Этот офицер, по ее словам, был социал-демократ.
Следователь: Какой характер связи Коллонтай с немцами?
Дыбенко: Так как я сам уже был завербован немцами, мне показалось подозрительным эти связи Коллонтай. Я спросил ее, не давала ли она каких-либо обязательств немцам. Коллонтай смутилась, обругала меня и ответила, что она готова для меня на любую жертву. Однако о подробностях и мерах, принятых ею к моему освобождению она говорить со мной не считает возможным. В этот период я почти все время был на фронтах и с Коллонтай встречался редко. Снова вернулись мы к разговору об ее отношении к немцам в 1921 году, когда я учился в Москве в военной академии и вместе с Коллонтай примыкал к «рабочей оппозиции». После разгрома «рабочей оппозиции» на Х-м съезде партии Коллонтай, входившая в группу «рабочей оппозиции» была долгое время не у дел и проявляя крайнее озлобление против ЦК и Ленина.
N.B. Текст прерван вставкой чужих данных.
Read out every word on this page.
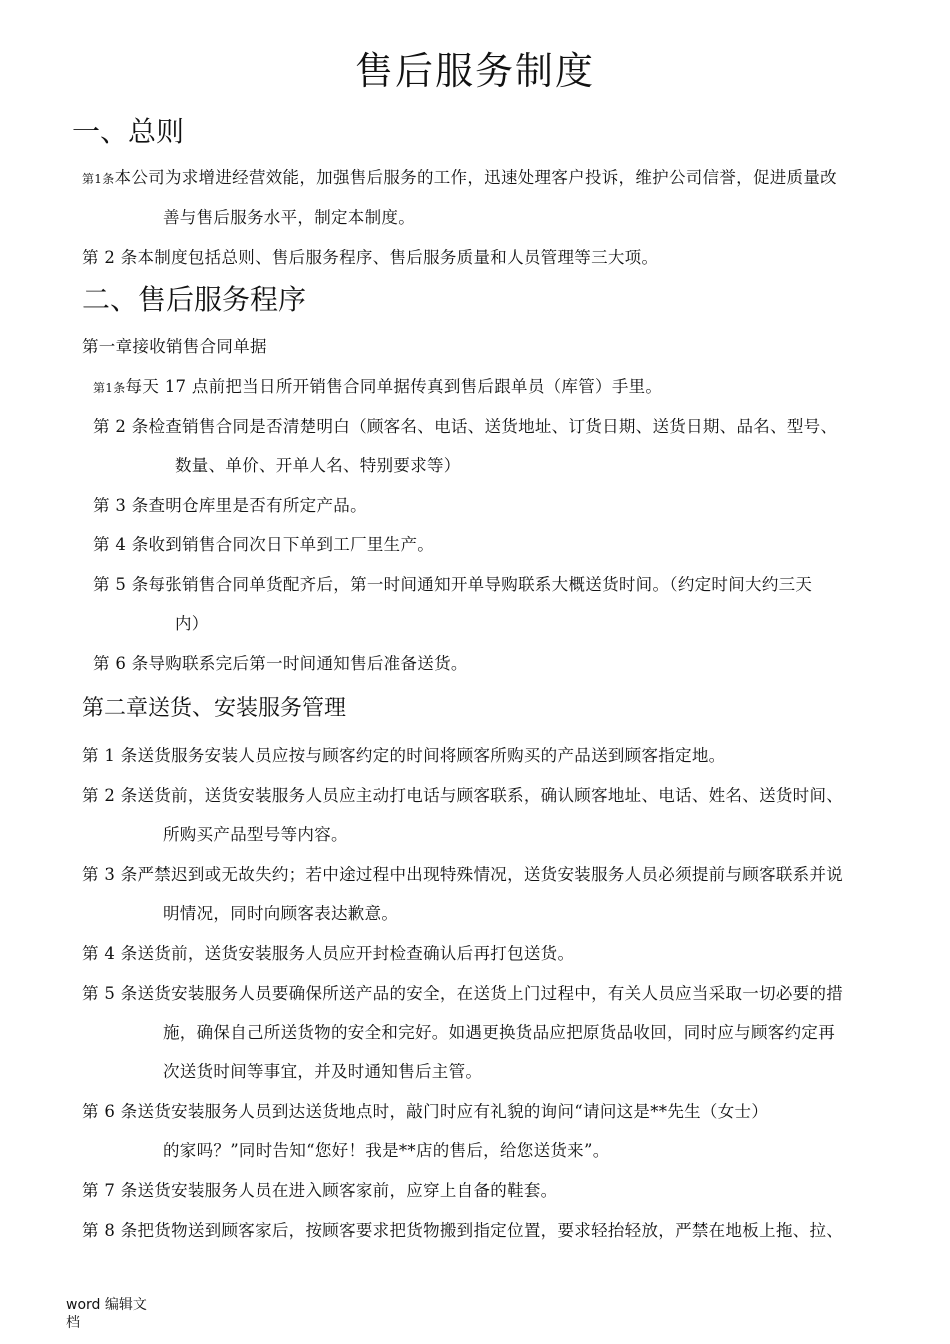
售后服务制度
一、总则
第1条本公司为求增进经营效能，加强售后服务的工作，迅速处理客户投诉，维护公司信誉，促进质量改
善与售后服务水平，制定本制度。
第 2 条本制度包括总则、售后服务程序、售后服务质量和人员管理等三大项。
二、售后服务程序
第一章接收销售合同单据
第1条每天 17 点前把当日所开销售合同单据传真到售后跟单员（库管）手里。
第 2 条检查销售合同是否清楚明白（顾客名、电话、送货地址、订货日期、送货日期、品名、型号、
数量、单价、开单人名、特别要求等）
第 3 条查明仓库里是否有所定产品。
第 4 条收到销售合同次日下单到工厂里生产。
第 5 条每张销售合同单货配齐后，第一时间通知开单导购联系大概送货时间。（约定时间大约三天
内）
第 6 条导购联系完后第一时间通知售后准备送货。
第二章送货、安装服务管理
第 1 条送货服务安装人员应按与顾客约定的时间将顾客所购买的产品送到顾客指定地。
第 2 条送货前，送货安装服务人员应主动打电话与顾客联系，确认顾客地址、电话、姓名、送货时间、
所购买产品型号等内容。
第 3 条严禁迟到或无故失约；若中途过程中出现特殊情况，送货安装服务人员必须提前与顾客联系并说
明情况，同时向顾客表达歉意。
第 4 条送货前，送货安装服务人员应开封检查确认后再打包送货。
第 5 条送货安装服务人员要确保所送产品的安全，在送货上门过程中，有关人员应当采取一切必要的措
施，确保自己所送货物的安全和完好。如遇更换货品应把原货品收回，同时应与顾客约定再
次送货时间等事宜，并及时通知售后主管。
第 6 条送货安装服务人员到达送货地点时，敲门时应有礼貌的询问“请问这是**先生（女士）
的家吗？”同时告知“您好！我是**店的售后，给您送货来”。
第 7 条送货安装服务人员在进入顾客家前，应穿上自备的鞋套。
第 8 条把货物送到顾客家后，按顾客要求把货物搬到指定位置，要求轻抬轻放，严禁在地板上拖、拉、
word 编辑文档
Когда я заговорил с ней в этот период о ее перспективах, Коллонтай заявила мне, что она была бы счастлива, если бы ей удалось уехать за границу. Тут же она рассказала, что у нее за границей есть свои связи, которые бы поддержали ее морально и материально.
Следователь: О каких связях за границей говорила Коллонтай?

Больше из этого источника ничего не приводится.